Can disturbance determine vegetation distribution during climate warming? A boreal test

Models of terrestrial vegetation distribution change during warming have generally paid little attention to ecological disturbances such as fire, even though these have been shown to be vitally important. A model predicting regionally dominant terrestrial vegetation in catastrophically disturbed landscapes is proposed: probability of a disturbance adapted species leaving progeny (P-r) is (1-1/M)(j)-(1-1/M)(s), where M is the mean return interval between disturbances, j is the age of organisms at onset of reproduction, and s is the age at which reproduction ceases. For non disturbance-adapted species, the model simplifies to (1-1/M)(j). The model was tested in fire-prone boreal forest landscapes in Ontario, Canada (48 degrees 00'-52 degrees 00'N, 80 degrees 00'-95 degrees 30'W). A vegetation map whose classes and class geographical distributions were predicted using the above model was compared with a standard vegetation map.
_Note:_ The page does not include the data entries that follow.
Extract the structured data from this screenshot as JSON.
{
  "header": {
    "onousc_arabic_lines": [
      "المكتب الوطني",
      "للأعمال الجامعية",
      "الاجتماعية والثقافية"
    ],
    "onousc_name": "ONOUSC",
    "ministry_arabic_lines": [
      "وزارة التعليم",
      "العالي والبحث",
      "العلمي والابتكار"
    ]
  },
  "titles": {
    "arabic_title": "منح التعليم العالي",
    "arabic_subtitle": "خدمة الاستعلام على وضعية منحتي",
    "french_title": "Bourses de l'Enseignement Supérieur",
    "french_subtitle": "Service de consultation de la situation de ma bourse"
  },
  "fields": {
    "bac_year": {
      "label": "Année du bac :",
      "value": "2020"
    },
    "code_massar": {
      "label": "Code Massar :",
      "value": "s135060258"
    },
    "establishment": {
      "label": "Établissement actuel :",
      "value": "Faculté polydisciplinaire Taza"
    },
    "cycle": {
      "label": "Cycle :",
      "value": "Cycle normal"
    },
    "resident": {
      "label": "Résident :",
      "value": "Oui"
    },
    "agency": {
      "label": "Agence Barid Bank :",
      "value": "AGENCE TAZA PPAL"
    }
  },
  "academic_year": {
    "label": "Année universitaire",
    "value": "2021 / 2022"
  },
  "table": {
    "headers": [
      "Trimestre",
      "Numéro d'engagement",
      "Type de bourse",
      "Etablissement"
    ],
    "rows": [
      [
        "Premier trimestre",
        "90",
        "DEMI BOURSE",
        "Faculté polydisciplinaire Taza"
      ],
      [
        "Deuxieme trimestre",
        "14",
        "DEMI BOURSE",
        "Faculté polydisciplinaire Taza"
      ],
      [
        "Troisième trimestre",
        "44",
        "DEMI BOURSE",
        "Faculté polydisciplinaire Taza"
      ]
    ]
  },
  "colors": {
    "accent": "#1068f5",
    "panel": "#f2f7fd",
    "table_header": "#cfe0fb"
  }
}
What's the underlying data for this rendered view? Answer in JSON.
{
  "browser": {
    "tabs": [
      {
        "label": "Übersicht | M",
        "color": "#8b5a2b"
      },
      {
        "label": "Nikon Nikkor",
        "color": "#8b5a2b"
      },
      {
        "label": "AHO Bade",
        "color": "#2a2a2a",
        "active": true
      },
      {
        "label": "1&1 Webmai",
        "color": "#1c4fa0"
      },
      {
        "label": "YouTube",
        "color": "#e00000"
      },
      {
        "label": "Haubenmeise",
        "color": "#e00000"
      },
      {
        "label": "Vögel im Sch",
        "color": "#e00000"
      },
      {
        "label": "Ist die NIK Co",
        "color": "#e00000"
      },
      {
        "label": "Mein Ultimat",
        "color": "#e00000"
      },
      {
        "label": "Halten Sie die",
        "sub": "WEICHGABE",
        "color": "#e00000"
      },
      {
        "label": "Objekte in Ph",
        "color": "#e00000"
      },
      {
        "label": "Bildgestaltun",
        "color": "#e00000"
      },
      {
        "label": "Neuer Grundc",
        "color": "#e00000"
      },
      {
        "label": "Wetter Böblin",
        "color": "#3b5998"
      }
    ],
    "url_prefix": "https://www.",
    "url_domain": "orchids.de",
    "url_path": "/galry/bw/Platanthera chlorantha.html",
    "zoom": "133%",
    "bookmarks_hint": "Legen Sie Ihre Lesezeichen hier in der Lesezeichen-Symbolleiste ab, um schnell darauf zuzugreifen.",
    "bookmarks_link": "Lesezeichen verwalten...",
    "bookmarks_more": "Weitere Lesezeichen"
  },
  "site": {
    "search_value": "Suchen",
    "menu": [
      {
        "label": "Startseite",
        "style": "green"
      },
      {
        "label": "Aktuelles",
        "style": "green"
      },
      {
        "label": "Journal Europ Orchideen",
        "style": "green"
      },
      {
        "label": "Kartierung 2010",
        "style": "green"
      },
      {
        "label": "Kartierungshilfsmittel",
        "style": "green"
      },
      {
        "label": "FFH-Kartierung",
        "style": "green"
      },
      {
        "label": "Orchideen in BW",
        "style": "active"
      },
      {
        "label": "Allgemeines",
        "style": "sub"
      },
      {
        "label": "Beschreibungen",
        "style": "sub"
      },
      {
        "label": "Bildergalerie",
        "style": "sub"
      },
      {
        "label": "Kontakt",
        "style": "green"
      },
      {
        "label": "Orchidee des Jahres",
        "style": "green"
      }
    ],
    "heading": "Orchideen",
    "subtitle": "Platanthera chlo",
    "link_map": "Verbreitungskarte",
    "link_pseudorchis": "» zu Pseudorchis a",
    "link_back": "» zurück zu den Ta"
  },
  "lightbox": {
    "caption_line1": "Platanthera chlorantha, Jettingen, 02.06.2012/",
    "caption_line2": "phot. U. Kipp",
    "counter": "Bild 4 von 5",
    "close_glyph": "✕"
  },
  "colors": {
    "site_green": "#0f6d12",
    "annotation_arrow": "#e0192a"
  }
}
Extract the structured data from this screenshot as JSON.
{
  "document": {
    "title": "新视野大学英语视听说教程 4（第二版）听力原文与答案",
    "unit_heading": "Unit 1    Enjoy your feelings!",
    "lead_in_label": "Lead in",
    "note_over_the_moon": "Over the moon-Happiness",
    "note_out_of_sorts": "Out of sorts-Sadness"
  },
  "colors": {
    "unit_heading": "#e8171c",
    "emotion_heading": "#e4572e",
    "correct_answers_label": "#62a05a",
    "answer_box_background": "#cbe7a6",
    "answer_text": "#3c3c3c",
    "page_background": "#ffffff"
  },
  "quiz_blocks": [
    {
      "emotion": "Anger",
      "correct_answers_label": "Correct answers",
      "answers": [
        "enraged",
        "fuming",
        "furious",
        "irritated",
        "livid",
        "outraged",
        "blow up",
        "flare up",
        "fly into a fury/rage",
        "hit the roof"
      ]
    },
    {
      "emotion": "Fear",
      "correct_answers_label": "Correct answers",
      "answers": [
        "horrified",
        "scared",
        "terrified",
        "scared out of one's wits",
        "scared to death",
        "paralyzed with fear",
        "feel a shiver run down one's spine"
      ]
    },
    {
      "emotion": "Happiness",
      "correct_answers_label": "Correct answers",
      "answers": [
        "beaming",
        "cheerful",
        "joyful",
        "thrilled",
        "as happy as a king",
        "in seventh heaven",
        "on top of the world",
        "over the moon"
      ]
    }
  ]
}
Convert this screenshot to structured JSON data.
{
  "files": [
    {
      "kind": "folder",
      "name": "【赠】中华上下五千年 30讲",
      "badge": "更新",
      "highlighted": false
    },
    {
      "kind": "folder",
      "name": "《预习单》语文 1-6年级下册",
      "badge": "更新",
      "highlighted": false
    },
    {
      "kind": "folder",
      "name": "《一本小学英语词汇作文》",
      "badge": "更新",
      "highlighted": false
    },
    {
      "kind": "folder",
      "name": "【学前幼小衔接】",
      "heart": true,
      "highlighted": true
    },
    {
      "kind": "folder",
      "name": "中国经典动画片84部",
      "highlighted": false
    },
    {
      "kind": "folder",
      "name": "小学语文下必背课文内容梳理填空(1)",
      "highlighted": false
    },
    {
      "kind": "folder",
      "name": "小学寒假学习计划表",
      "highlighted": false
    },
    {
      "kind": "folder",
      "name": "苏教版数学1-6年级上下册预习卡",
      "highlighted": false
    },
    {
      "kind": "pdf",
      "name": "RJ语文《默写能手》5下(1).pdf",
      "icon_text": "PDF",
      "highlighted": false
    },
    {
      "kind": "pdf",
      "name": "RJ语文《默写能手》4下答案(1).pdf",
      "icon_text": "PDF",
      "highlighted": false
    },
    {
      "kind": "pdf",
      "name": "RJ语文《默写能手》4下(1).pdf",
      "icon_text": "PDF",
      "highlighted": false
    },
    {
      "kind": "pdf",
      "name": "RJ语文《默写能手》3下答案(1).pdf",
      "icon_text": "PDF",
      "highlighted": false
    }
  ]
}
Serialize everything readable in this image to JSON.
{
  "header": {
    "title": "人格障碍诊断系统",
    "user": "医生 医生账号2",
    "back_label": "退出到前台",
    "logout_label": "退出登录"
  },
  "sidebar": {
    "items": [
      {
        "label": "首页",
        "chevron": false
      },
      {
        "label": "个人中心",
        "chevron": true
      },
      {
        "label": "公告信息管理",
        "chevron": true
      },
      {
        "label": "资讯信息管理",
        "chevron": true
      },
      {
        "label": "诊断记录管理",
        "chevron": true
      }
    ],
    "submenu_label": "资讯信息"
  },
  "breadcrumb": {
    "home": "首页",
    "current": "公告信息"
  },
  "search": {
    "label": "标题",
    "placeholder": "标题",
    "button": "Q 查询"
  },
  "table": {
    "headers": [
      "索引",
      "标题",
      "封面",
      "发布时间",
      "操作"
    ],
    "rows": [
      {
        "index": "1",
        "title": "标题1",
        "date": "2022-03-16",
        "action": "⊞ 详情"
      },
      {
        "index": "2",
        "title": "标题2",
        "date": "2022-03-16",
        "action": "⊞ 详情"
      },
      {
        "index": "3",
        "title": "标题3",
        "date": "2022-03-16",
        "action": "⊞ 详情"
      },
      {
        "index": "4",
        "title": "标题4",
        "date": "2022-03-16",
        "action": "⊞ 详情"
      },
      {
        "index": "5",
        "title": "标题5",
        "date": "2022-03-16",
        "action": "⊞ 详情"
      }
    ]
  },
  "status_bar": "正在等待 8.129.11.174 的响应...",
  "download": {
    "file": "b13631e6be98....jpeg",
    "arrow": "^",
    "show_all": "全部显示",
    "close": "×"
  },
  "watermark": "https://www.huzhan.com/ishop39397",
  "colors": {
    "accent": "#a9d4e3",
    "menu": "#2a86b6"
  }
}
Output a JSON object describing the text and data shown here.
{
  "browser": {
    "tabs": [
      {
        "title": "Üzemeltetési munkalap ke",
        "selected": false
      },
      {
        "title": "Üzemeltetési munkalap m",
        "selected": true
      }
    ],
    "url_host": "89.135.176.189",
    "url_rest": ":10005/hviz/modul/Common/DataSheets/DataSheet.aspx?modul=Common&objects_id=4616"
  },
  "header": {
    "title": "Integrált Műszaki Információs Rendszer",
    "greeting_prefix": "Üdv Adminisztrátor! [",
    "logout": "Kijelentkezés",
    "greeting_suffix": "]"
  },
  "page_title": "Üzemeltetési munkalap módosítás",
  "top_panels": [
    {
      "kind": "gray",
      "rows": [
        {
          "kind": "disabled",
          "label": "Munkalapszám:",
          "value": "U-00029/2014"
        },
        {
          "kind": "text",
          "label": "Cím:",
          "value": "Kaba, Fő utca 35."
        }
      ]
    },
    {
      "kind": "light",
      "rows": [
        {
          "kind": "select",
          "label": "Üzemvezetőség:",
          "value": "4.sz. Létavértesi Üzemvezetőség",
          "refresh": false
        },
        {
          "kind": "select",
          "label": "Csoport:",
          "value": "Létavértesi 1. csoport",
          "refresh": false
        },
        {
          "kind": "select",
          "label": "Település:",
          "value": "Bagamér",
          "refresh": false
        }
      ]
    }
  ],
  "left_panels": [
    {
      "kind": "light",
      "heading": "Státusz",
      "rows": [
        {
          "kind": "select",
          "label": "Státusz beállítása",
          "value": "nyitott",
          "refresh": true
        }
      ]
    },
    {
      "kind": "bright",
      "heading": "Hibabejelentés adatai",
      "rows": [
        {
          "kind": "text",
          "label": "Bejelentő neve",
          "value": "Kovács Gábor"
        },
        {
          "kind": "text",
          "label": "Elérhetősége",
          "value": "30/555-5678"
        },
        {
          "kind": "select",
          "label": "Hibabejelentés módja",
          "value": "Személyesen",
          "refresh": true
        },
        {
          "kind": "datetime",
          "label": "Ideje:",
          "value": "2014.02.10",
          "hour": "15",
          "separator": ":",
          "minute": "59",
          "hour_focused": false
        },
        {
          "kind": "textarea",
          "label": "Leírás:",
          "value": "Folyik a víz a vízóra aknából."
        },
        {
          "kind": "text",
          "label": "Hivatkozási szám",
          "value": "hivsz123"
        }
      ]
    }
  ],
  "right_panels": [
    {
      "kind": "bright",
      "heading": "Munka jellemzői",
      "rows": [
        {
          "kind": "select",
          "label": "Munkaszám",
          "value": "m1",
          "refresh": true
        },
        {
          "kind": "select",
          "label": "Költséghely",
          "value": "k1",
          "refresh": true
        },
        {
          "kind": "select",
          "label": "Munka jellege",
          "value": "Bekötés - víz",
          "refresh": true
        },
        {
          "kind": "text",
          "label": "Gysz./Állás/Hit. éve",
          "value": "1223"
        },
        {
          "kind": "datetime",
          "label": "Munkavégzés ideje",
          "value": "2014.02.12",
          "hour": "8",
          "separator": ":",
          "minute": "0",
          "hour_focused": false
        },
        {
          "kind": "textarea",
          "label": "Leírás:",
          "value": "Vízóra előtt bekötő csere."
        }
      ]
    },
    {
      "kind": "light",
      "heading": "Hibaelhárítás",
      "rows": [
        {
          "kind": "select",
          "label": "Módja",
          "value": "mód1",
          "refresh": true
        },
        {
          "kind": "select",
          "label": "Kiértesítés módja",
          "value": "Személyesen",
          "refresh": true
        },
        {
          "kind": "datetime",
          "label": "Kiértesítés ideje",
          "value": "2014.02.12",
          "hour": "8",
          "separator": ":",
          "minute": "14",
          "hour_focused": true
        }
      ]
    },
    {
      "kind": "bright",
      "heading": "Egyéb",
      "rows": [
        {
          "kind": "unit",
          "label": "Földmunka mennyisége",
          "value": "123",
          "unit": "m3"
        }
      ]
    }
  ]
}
Three upland vegetation classes: poplar-pine, spruce-pine-poplar and spruce-fir were predicted, as well as an organic class representing non fire-prone vegetation on peat. These classes were almost the same as those in the standard map and the vegetation distribution was comparable (vegetation correctly predicted for 61.4% of the area, chi square P < 0.005). Thus the model can predict dominant vegetation in this system, implying that the distribution of boreal biome subzones in central Canada is largely governed by fire occurrence. To predict climate warming impacts, fire in the model was increased to 1.5 and 5 times the 1926-75 area, with a resultant shift of predicted vegetation zones to the north and east.